All the same we had a look around. Sticking with my previous theme, here is a sign on the entry door:
And a further reminder for those who need it:
And reminders of the beauty of nature. Bees (not pictured) were busy harvesting in these natives:
It was time to start thinking about where to sleep that night. We’d been told that there was “not much” in the way of accommodation at our destination, Port MacDonnell. So Bill drove while I worked the phone (signal permitting). Our “not much” turned into a 3-bedroom private house on the waterfront esplanade. We took one look and booked a second night.
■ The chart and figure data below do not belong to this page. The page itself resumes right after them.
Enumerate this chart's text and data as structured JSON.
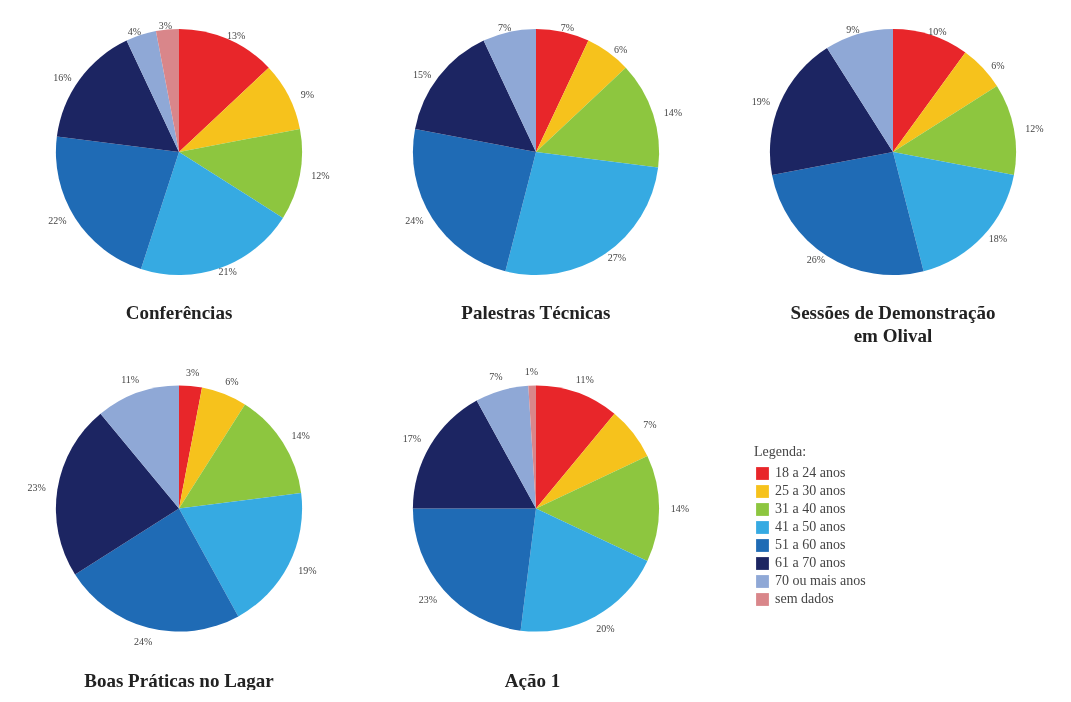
{
  "chart_data": [
    {
      "type": "pie",
      "title": "Conferências",
      "legend_title": "Legenda:",
      "categories": [
        "18 a 24 anos",
        "25 a 30 anos",
        "31 a 40 anos",
        "41 a 50 anos",
        "51 a 60 anos",
        "61 a 70 anos",
        "70 ou mais anos",
        "sem dados"
      ],
      "values": [
        13,
        9,
        12,
        21,
        22,
        16,
        4,
        3
      ],
      "value_labels": [
        "13%",
        "9%",
        "12%",
        "21%",
        "22%",
        "16%",
        "4%",
        "3%"
      ],
      "colors": [
        "#e8262a",
        "#f6c21c",
        "#8dc63f",
        "#36aae2",
        "#1f6bb5",
        "#1c2562",
        "#8fa8d6",
        "#d9868a"
      ],
      "legend": "right"
    },
    {
      "type": "pie",
      "title": "Palestras Técnicas",
      "categories": [
        null,
        null,
        null,
        null,
        null,
        null,
        null
      ],
      "values": [
        7,
        6,
        14,
        27,
        24,
        15,
        7
      ],
      "value_labels": [
        "7%",
        "6%",
        "14%",
        "27%",
        "24%",
        "15%",
        "7%"
      ],
      "colors": [
        "#e8262a",
        "#f6c21c",
        "#8dc63f",
        "#36aae2",
        "#1f6bb5",
        "#1c2562",
        "#8fa8d6"
      ]
    },
    {
      "type": "pie",
      "title": "Sessões de Demonstração em Olival",
      "categories": [
        null,
        null,
        null,
        null,
        null,
        null,
        null
      ],
      "values": [
        10,
        6,
        12,
        18,
        26,
        19,
        9
      ],
      "value_labels": [
        "10%",
        "6%",
        "12%",
        "18%",
        "26%",
        "19%",
        "9%"
      ],
      "colors": [
        "#e8262a",
        "#f6c21c",
        "#8dc63f",
        "#36aae2",
        "#1f6bb5",
        "#1c2562",
        "#8fa8d6"
      ]
    },
    {
      "type": "pie",
      "title": "Boas Práticas no Lagar",
      "categories": [
        null,
        null,
        null,
        null,
        null,
        null,
        null
      ],
      "values": [
        3,
        6,
        14,
        19,
        24,
        23,
        11
      ],
      "value_labels": [
        "3%",
        "6%",
        "14%",
        "19%",
        "24%",
        "23%",
        "11%"
      ],
      "colors": [
        "#e8262a",
        "#f6c21c",
        "#8dc63f",
        "#36aae2",
        "#1f6bb5",
        "#1c2562",
        "#8fa8d6"
      ]
    },
    {
      "type": "pie",
      "title": "Ação 1",
      "categories": [
        null,
        null,
        null,
        null,
        null,
        null,
        null,
        null
      ],
      "values": [
        11,
        7,
        14,
        20,
        23,
        17,
        7,
        1
      ],
      "value_labels": [
        "11%",
        "7%",
        "14%",
        "20%",
        "23%",
        "17%",
        "7%",
        "1%"
      ],
      "colors": [
        "#e8262a",
        "#f6c21c",
        "#8dc63f",
        "#36aae2",
        "#1f6bb5",
        "#1c2562",
        "#8fa8d6",
        "#d9868a"
      ]
    }
  ]
}
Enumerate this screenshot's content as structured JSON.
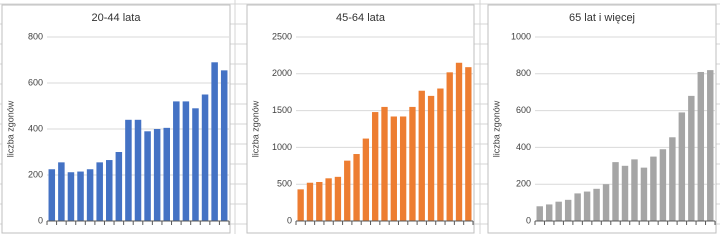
{
  "chart_data": [
    {
      "type": "bar",
      "title": "20-44 lata",
      "y_label": "liczba zgonów",
      "color": "#4472c4",
      "values": [
        225,
        255,
        212,
        215,
        225,
        255,
        265,
        300,
        440,
        440,
        390,
        400,
        405,
        520,
        520,
        490,
        550,
        690,
        655
      ],
      "ylim": [
        0,
        800
      ],
      "yticks": [
        0,
        200,
        400,
        600,
        800
      ],
      "grid": true
    },
    {
      "type": "bar",
      "title": "45-64 lata",
      "y_label": "liczba zgonów",
      "color": "#ed7d31",
      "values": [
        430,
        520,
        530,
        580,
        600,
        820,
        910,
        1120,
        1480,
        1550,
        1420,
        1420,
        1550,
        1770,
        1700,
        1800,
        2020,
        2150,
        2090
      ],
      "ylim": [
        0,
        2500
      ],
      "yticks": [
        0,
        500,
        1000,
        1500,
        2000,
        2500
      ],
      "grid": true
    },
    {
      "type": "bar",
      "title": "65 lat i więcej",
      "y_label": "liczba zgonów",
      "color": "#a5a5a5",
      "values": [
        80,
        90,
        105,
        115,
        150,
        160,
        175,
        200,
        320,
        300,
        335,
        290,
        350,
        390,
        455,
        590,
        680,
        810,
        820
      ],
      "ylim": [
        0,
        1000
      ],
      "yticks": [
        0,
        200,
        400,
        600,
        800,
        1000
      ],
      "grid": true
    }
  ]
}
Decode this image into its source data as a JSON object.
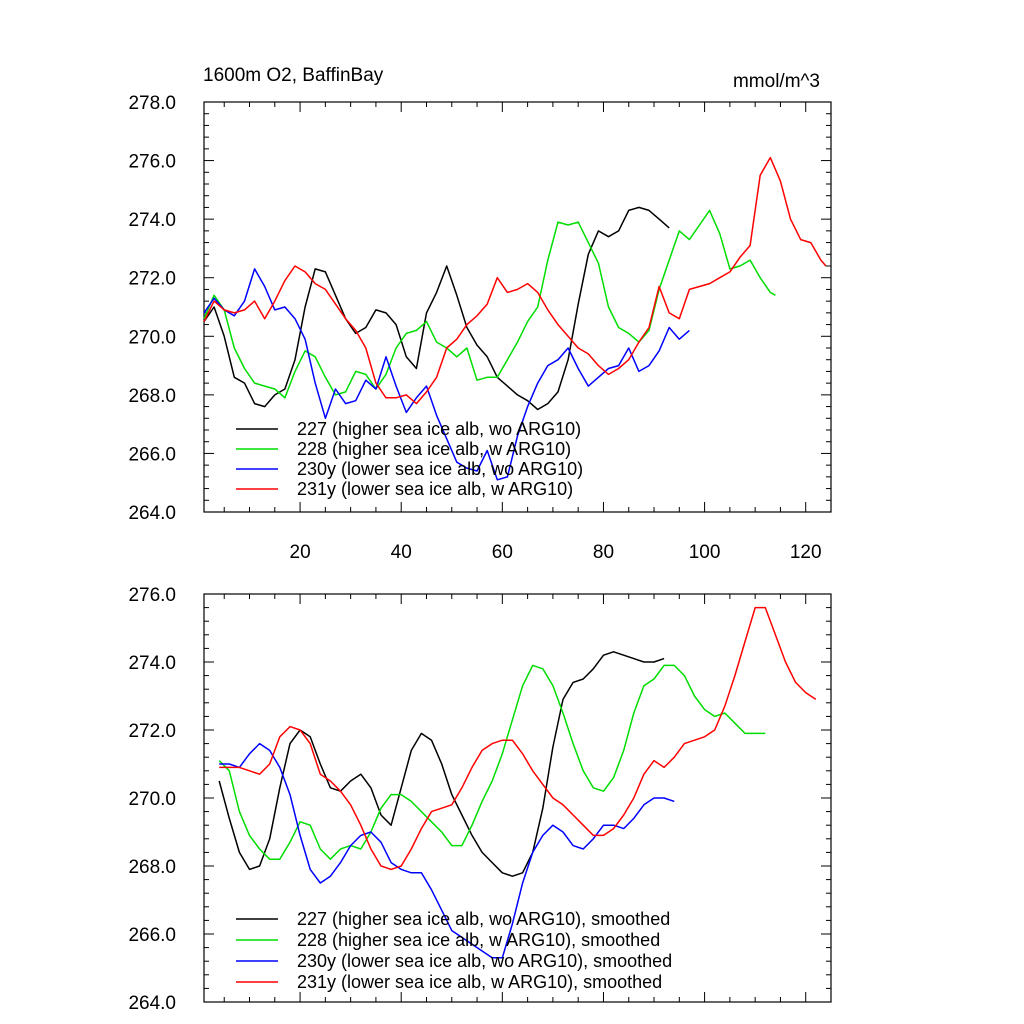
{
  "chart_data": [
    {
      "type": "line",
      "title": "1600m O2, BaffinBay",
      "units_label": "mmol/m^3",
      "xlim": [
        1,
        125
      ],
      "ylim": [
        264.0,
        278.0
      ],
      "xticks": [
        20,
        40,
        60,
        80,
        100,
        120
      ],
      "xtick_labels": [
        "20",
        "40",
        "60",
        "80",
        "100",
        "120"
      ],
      "yticks": [
        264.0,
        266.0,
        268.0,
        270.0,
        272.0,
        274.0,
        276.0,
        278.0
      ],
      "ytick_labels": [
        "264.0",
        "266.0",
        "268.0",
        "270.0",
        "272.0",
        "274.0",
        "276.0",
        "278.0"
      ],
      "legend_placement": "bottom-left",
      "series": [
        {
          "name": "227 (higher sea ice alb, wo ARG10)",
          "color": "#000000",
          "x": [
            1,
            3,
            5,
            7,
            9,
            11,
            13,
            15,
            17,
            19,
            21,
            23,
            25,
            27,
            29,
            31,
            33,
            35,
            37,
            39,
            41,
            43,
            45,
            47,
            49,
            51,
            53,
            55,
            57,
            59,
            61,
            63,
            65,
            67,
            69,
            71,
            73,
            75,
            77,
            79,
            81,
            83,
            85,
            87,
            89,
            91,
            93
          ],
          "y": [
            270.5,
            271.0,
            270.0,
            268.6,
            268.4,
            267.7,
            267.6,
            268.0,
            268.2,
            269.2,
            271.0,
            272.3,
            272.2,
            271.4,
            270.6,
            270.1,
            270.3,
            270.9,
            270.8,
            270.4,
            269.3,
            268.9,
            270.8,
            271.5,
            272.4,
            271.4,
            270.3,
            269.7,
            269.3,
            268.6,
            268.3,
            268.0,
            267.8,
            267.5,
            267.7,
            268.1,
            269.2,
            271.1,
            272.8,
            273.6,
            273.4,
            273.6,
            274.3,
            274.4,
            274.3,
            274.0,
            273.7
          ]
        },
        {
          "name": "228 (higher sea ice alb, w ARG10)",
          "color": "#00dd00",
          "x": [
            1,
            3,
            5,
            7,
            9,
            11,
            13,
            15,
            17,
            19,
            21,
            23,
            25,
            27,
            29,
            31,
            33,
            35,
            37,
            39,
            41,
            43,
            45,
            47,
            49,
            51,
            53,
            55,
            57,
            59,
            61,
            63,
            65,
            67,
            69,
            71,
            73,
            75,
            77,
            79,
            81,
            83,
            85,
            87,
            89,
            91,
            93,
            95,
            97,
            99,
            101,
            103,
            105,
            107,
            109,
            111,
            113,
            114
          ],
          "y": [
            270.6,
            271.4,
            270.9,
            269.6,
            268.9,
            268.4,
            268.3,
            268.2,
            267.9,
            268.8,
            269.5,
            269.3,
            268.6,
            268.0,
            268.1,
            268.8,
            268.7,
            268.2,
            268.7,
            269.6,
            270.1,
            270.2,
            270.5,
            269.8,
            269.6,
            269.3,
            269.6,
            268.5,
            268.6,
            268.6,
            269.2,
            269.8,
            270.5,
            271.0,
            272.6,
            273.9,
            273.8,
            273.9,
            273.2,
            272.5,
            271.0,
            270.3,
            270.1,
            269.8,
            270.2,
            271.6,
            272.6,
            273.6,
            273.3,
            273.8,
            274.3,
            273.5,
            272.3,
            272.4,
            272.6,
            272.0,
            271.5,
            271.4
          ]
        },
        {
          "name": "230y (lower sea ice alb, wo ARG10)",
          "color": "#0000ff",
          "x": [
            1,
            3,
            5,
            7,
            9,
            11,
            13,
            15,
            17,
            19,
            21,
            23,
            25,
            27,
            29,
            31,
            33,
            35,
            37,
            39,
            41,
            43,
            45,
            47,
            49,
            51,
            53,
            55,
            57,
            59,
            61,
            63,
            65,
            67,
            69,
            71,
            73,
            75,
            77,
            79,
            81,
            83,
            85,
            87,
            89,
            91,
            93,
            95,
            97
          ],
          "y": [
            270.8,
            271.3,
            270.9,
            270.7,
            271.2,
            272.3,
            271.7,
            270.9,
            271.0,
            270.6,
            269.9,
            268.4,
            267.2,
            268.2,
            267.7,
            267.8,
            268.5,
            268.2,
            269.3,
            268.3,
            267.4,
            267.9,
            268.3,
            267.3,
            266.5,
            265.7,
            265.5,
            265.4,
            266.1,
            265.1,
            265.2,
            266.6,
            267.6,
            268.4,
            269.0,
            269.2,
            269.6,
            268.9,
            268.3,
            268.6,
            268.9,
            269.0,
            269.6,
            268.8,
            269.0,
            269.5,
            270.3,
            269.9,
            270.2
          ]
        },
        {
          "name": "231y (lower sea ice alb, w ARG10)",
          "color": "#ff0000",
          "x": [
            1,
            3,
            5,
            7,
            9,
            11,
            13,
            15,
            17,
            19,
            21,
            23,
            25,
            27,
            29,
            31,
            33,
            35,
            37,
            39,
            41,
            43,
            45,
            47,
            49,
            51,
            53,
            55,
            57,
            59,
            61,
            63,
            65,
            67,
            69,
            71,
            73,
            75,
            77,
            79,
            81,
            83,
            85,
            87,
            89,
            91,
            93,
            95,
            97,
            99,
            101,
            103,
            105,
            107,
            109,
            111,
            113,
            115,
            117,
            119,
            121,
            123,
            124
          ],
          "y": [
            270.5,
            271.2,
            270.9,
            270.8,
            270.9,
            271.2,
            270.6,
            271.2,
            271.9,
            272.4,
            272.2,
            271.8,
            271.6,
            271.1,
            270.6,
            270.2,
            269.6,
            268.4,
            267.9,
            267.9,
            268.0,
            267.7,
            268.1,
            268.6,
            269.6,
            269.9,
            270.4,
            270.7,
            271.1,
            272.0,
            271.5,
            271.6,
            271.8,
            271.5,
            270.9,
            270.4,
            270.0,
            269.6,
            269.4,
            269.0,
            268.7,
            268.9,
            269.2,
            269.8,
            270.3,
            271.7,
            270.8,
            270.6,
            271.6,
            271.7,
            271.8,
            272.0,
            272.2,
            272.7,
            273.1,
            275.5,
            276.1,
            275.3,
            274.0,
            273.3,
            273.2,
            272.6,
            272.4
          ]
        }
      ]
    },
    {
      "type": "line",
      "xlim": [
        1,
        125
      ],
      "ylim": [
        264.0,
        276.0
      ],
      "xticks": [
        20,
        40,
        60,
        80,
        100,
        120
      ],
      "yticks": [
        264.0,
        266.0,
        268.0,
        270.0,
        272.0,
        274.0,
        276.0
      ],
      "ytick_labels": [
        "264.0",
        "266.0",
        "268.0",
        "270.0",
        "272.0",
        "274.0",
        "276.0"
      ],
      "legend_placement": "bottom-left",
      "series": [
        {
          "name": "227 (higher sea ice alb, wo ARG10), smoothed",
          "color": "#000000",
          "x": [
            4,
            6,
            8,
            10,
            12,
            14,
            16,
            18,
            20,
            22,
            24,
            26,
            28,
            30,
            32,
            34,
            36,
            38,
            40,
            42,
            44,
            46,
            48,
            50,
            52,
            54,
            56,
            58,
            60,
            62,
            64,
            66,
            68,
            70,
            72,
            74,
            76,
            78,
            80,
            82,
            84,
            86,
            88,
            90,
            92
          ],
          "y": [
            270.5,
            269.4,
            268.4,
            267.9,
            268.0,
            268.8,
            270.3,
            271.6,
            272.0,
            271.8,
            271.0,
            270.3,
            270.2,
            270.5,
            270.7,
            270.3,
            269.5,
            269.2,
            270.3,
            271.4,
            271.9,
            271.7,
            271.0,
            270.1,
            269.5,
            268.9,
            268.4,
            268.1,
            267.8,
            267.7,
            267.8,
            268.4,
            269.7,
            271.5,
            272.9,
            273.4,
            273.5,
            273.8,
            274.2,
            274.3,
            274.2,
            274.1,
            274.0,
            274.0,
            274.1
          ]
        },
        {
          "name": "228 (higher sea ice alb, w ARG10), smoothed",
          "color": "#00dd00",
          "x": [
            4,
            6,
            8,
            10,
            12,
            14,
            16,
            18,
            20,
            22,
            24,
            26,
            28,
            30,
            32,
            34,
            36,
            38,
            40,
            42,
            44,
            46,
            48,
            50,
            52,
            54,
            56,
            58,
            60,
            62,
            64,
            66,
            68,
            70,
            72,
            74,
            76,
            78,
            80,
            82,
            84,
            86,
            88,
            90,
            92,
            94,
            96,
            98,
            100,
            102,
            104,
            106,
            108,
            110,
            112
          ],
          "y": [
            271.1,
            270.8,
            269.6,
            268.9,
            268.5,
            268.2,
            268.2,
            268.7,
            269.3,
            269.2,
            268.5,
            268.2,
            268.5,
            268.6,
            268.5,
            269.0,
            269.7,
            270.1,
            270.1,
            269.9,
            269.6,
            269.3,
            269.0,
            268.6,
            268.6,
            269.2,
            269.9,
            270.5,
            271.3,
            272.3,
            273.3,
            273.9,
            273.8,
            273.3,
            272.5,
            271.6,
            270.8,
            270.3,
            270.2,
            270.6,
            271.4,
            272.5,
            273.3,
            273.5,
            273.9,
            273.9,
            273.6,
            273.0,
            272.6,
            272.4,
            272.5,
            272.2,
            271.9,
            271.9,
            271.9
          ]
        },
        {
          "name": "230y (lower sea ice alb, wo ARG10), smoothed",
          "color": "#0000ff",
          "x": [
            4,
            6,
            8,
            10,
            12,
            14,
            16,
            18,
            20,
            22,
            24,
            26,
            28,
            30,
            32,
            34,
            36,
            38,
            40,
            42,
            44,
            46,
            48,
            50,
            52,
            54,
            56,
            58,
            60,
            62,
            64,
            66,
            68,
            70,
            72,
            74,
            76,
            78,
            80,
            82,
            84,
            86,
            88,
            90,
            92,
            94
          ],
          "y": [
            271.0,
            271.0,
            270.9,
            271.3,
            271.6,
            271.4,
            270.9,
            270.1,
            268.9,
            267.9,
            267.5,
            267.7,
            268.1,
            268.6,
            268.9,
            269.0,
            268.7,
            268.1,
            267.9,
            267.8,
            267.8,
            267.3,
            266.7,
            266.1,
            265.9,
            265.7,
            265.5,
            265.3,
            265.3,
            266.3,
            267.5,
            268.4,
            268.9,
            269.2,
            269.0,
            268.6,
            268.5,
            268.8,
            269.2,
            269.2,
            269.1,
            269.4,
            269.8,
            270.0,
            270.0,
            269.9
          ]
        },
        {
          "name": "231y (lower sea ice alb, w ARG10), smoothed",
          "color": "#ff0000",
          "x": [
            4,
            6,
            8,
            10,
            12,
            14,
            16,
            18,
            20,
            22,
            24,
            26,
            28,
            30,
            32,
            34,
            36,
            38,
            40,
            42,
            44,
            46,
            48,
            50,
            52,
            54,
            56,
            58,
            60,
            62,
            64,
            66,
            68,
            70,
            72,
            74,
            76,
            78,
            80,
            82,
            84,
            86,
            88,
            90,
            92,
            94,
            96,
            98,
            100,
            102,
            104,
            106,
            108,
            110,
            112,
            114,
            116,
            118,
            120,
            122
          ],
          "y": [
            270.9,
            270.9,
            270.9,
            270.8,
            270.7,
            271.0,
            271.8,
            272.1,
            272.0,
            271.6,
            270.7,
            270.5,
            270.2,
            269.8,
            269.2,
            268.5,
            268.0,
            267.9,
            268.0,
            268.5,
            269.1,
            269.6,
            269.7,
            269.8,
            270.3,
            270.9,
            271.4,
            271.6,
            271.7,
            271.7,
            271.3,
            270.8,
            270.4,
            270.0,
            269.8,
            269.5,
            269.2,
            268.9,
            268.9,
            269.1,
            269.5,
            270.0,
            270.7,
            271.1,
            270.9,
            271.2,
            271.6,
            271.7,
            271.8,
            272.0,
            272.7,
            273.6,
            274.6,
            275.6,
            275.6,
            274.8,
            274.0,
            273.4,
            273.1,
            272.9
          ]
        }
      ]
    }
  ]
}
We are always ready for a refreshing drink at the end of these days, so even though we had home cooking facilities in this house, we headed straight for the
nearest only pub – The Victoria. Just as I don’t usually post about where we stay, I don’t usually post about what we ate . . . but! Oh my goodness!
From the first bite of my chicken al funghi, I knew I was in the thrall of a master Italian chef. I immediately separated the generous serve into two portions, so that I didn’t keep gobbling it down past the point of hunger satisfaction. The waitress was happy to give me a doggy-bag, which went straight on the refrigerator when we got home, ready for tomorrow night’s dinner. Bill’s risotto was moist and flavoursome, and there was nothing leftover. This was so NOT the usual pub-grub of rump steak or chicken schnitzel.
I see the hotel, as mandated, has closed on account of COVID-19, but they continue to trade with a take-away menu, which looks just as delicious as the dishes we tried. I so hope they survive through this challenging time, and do not lose such a talented chef.